Achieving this distinction demanded dozens of micro-adjustments that only someone steeped in Give's methodology would recognize, yet these subtleties fundamentally shape how users experience the tool. Much work went into calibrating word choice and positioning to balance authoritative information with appropriate caveats—confident enough to be useful, measured enough to remain ethically responsible. The system learned to position Give.org's methodology as distinctive without casting judgment on philanthropies or disparaging other evaluators. We also structured responses to guide users through evaluation processes rather than delivering conclusions, requiring the model to consistently choose pedagogy over efficiency. There were more interpretive considerations, too, like making sure the tool would never frame a charity's 'Did Not Disclose' status as inherently negative, recognizing that non-disclosure often reflects organizational capacity rather than poor practices.
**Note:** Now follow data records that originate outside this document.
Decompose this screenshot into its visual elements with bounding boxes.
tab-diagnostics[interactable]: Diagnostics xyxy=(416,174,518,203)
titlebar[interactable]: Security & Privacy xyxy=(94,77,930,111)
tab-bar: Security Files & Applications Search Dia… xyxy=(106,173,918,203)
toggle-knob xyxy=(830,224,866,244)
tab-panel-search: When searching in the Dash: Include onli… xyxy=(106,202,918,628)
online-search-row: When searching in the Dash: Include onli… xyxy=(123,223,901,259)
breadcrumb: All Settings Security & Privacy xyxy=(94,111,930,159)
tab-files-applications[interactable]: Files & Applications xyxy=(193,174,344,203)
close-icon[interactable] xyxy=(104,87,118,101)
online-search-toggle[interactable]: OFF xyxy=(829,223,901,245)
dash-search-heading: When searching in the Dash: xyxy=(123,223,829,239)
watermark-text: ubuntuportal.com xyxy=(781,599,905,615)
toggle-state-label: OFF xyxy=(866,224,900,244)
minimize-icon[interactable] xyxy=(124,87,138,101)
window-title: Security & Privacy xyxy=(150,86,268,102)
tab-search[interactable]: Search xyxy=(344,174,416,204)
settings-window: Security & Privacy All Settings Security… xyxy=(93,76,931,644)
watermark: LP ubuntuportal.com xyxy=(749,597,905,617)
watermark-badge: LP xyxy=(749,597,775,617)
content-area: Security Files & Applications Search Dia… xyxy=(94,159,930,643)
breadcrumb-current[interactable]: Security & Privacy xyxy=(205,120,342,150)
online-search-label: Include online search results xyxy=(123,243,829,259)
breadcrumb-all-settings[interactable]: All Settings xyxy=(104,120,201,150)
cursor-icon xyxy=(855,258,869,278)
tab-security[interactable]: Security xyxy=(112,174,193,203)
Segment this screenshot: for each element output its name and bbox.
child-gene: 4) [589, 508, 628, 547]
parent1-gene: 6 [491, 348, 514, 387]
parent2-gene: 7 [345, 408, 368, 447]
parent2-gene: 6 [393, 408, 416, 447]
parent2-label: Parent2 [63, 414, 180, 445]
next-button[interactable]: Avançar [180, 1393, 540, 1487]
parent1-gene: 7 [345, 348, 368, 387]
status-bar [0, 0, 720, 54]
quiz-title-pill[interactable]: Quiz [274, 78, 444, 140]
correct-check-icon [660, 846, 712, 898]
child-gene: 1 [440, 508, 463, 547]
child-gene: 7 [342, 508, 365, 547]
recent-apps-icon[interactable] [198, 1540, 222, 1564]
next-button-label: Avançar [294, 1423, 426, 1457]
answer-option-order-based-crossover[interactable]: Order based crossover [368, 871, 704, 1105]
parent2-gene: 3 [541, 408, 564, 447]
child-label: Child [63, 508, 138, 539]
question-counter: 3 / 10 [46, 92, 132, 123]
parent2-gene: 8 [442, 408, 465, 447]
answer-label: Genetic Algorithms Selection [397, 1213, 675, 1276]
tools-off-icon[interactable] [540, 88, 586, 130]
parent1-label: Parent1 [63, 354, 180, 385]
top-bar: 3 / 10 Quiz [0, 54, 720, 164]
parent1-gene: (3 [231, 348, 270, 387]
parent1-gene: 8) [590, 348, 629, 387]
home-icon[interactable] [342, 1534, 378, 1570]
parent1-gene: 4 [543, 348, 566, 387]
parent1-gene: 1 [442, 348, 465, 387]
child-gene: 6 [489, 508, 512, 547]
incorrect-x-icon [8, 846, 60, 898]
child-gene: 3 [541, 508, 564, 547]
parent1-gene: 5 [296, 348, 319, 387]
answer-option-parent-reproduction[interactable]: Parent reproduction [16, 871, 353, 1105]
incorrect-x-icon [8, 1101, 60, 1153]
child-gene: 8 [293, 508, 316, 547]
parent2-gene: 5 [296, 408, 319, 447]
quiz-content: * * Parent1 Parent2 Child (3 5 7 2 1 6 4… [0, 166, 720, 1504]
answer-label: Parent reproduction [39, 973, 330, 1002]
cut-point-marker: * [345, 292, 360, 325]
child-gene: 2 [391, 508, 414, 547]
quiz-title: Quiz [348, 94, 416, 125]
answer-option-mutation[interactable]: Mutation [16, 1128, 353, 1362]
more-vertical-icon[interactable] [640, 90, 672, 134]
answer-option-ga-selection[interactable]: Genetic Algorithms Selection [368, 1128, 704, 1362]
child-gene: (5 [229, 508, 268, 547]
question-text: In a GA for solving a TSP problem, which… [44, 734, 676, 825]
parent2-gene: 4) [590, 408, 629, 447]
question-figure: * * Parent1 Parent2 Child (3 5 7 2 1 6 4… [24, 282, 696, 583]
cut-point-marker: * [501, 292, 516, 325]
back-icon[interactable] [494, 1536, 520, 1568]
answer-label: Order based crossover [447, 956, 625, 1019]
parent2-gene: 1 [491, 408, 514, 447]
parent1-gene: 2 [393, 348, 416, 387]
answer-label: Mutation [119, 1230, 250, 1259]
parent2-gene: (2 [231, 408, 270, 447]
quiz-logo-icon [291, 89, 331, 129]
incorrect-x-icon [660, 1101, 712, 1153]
In a stochastic tool involving LLMs, there is no clear finish point when you know that the model is faithfully teaching when it needs to teach and recommending when it needs to recommend. We had to test at length to make sure that for charity-specific inquiries, the prompts employ strict neutrality protocols that actively prevent comparative language or rankings, channeling responses along Give.org's ethical framework for charity evaluation. Unlike debugging methods of old, this is a statistical process. The only way to verify that we met the goal is by throwing dozens of pertinent questions at the model, taking a slightly different angle with each, and calling it a day if all but one returned the desired response.
Data retrieval presented a standalone challenge to address. How we retrieved relevant information from Give's massive charity and content databases was a distinct LLM operation of its own. Relying solely on terms the user explicitly mentions often fails to capture relevant content in the database. So we asked an LLM to first offer synonyms, related concepts, terms and ideas. As a result, questions about "which charities to support" thoughtfully sift through verified charity data with retrieval parameters tuned to address the particular angle of the user's inquiry.
We had to consciously discuss each of these decision-making points, making sure the client was informed of the choices made, but not buried in the technicalities. Shaping the partnership to evoke the required insights has turned into an art of its own, and something we have been honing over the years alongside the technical know-how. Articulating tacit practices and bringing implicit approaches to the surface represents a critical challenge all organizations must address to maintain their distinction in an emerging landscape defined by intelligent agents. Whether it's legal firms maintaining consistent counsel across cases, medical institutions ensuring diagnostic consistency, or consulting firms preserving methodological rigor across engagements, the clarion call is the same.
The New Landscape of Institutional Intelligence
Every organization sits on decades of accumulated expertise that exists primarily in the minds of its people. For the first time, we can channel this distributed wisdom as a coherent whole rather than as standalone insights. This transformation of distributed organizational wisdom into coherent AI systems is what we explore in our course. Through hands-on development, we teach leaders and project managers how to build knowledge architectures that preserve institutional character while enabling new forms of scale and interaction. Building these systems is hard work, but from experience we know it to be very rewarding, and teaches us more about ourselves than about the technology that serves as conduit.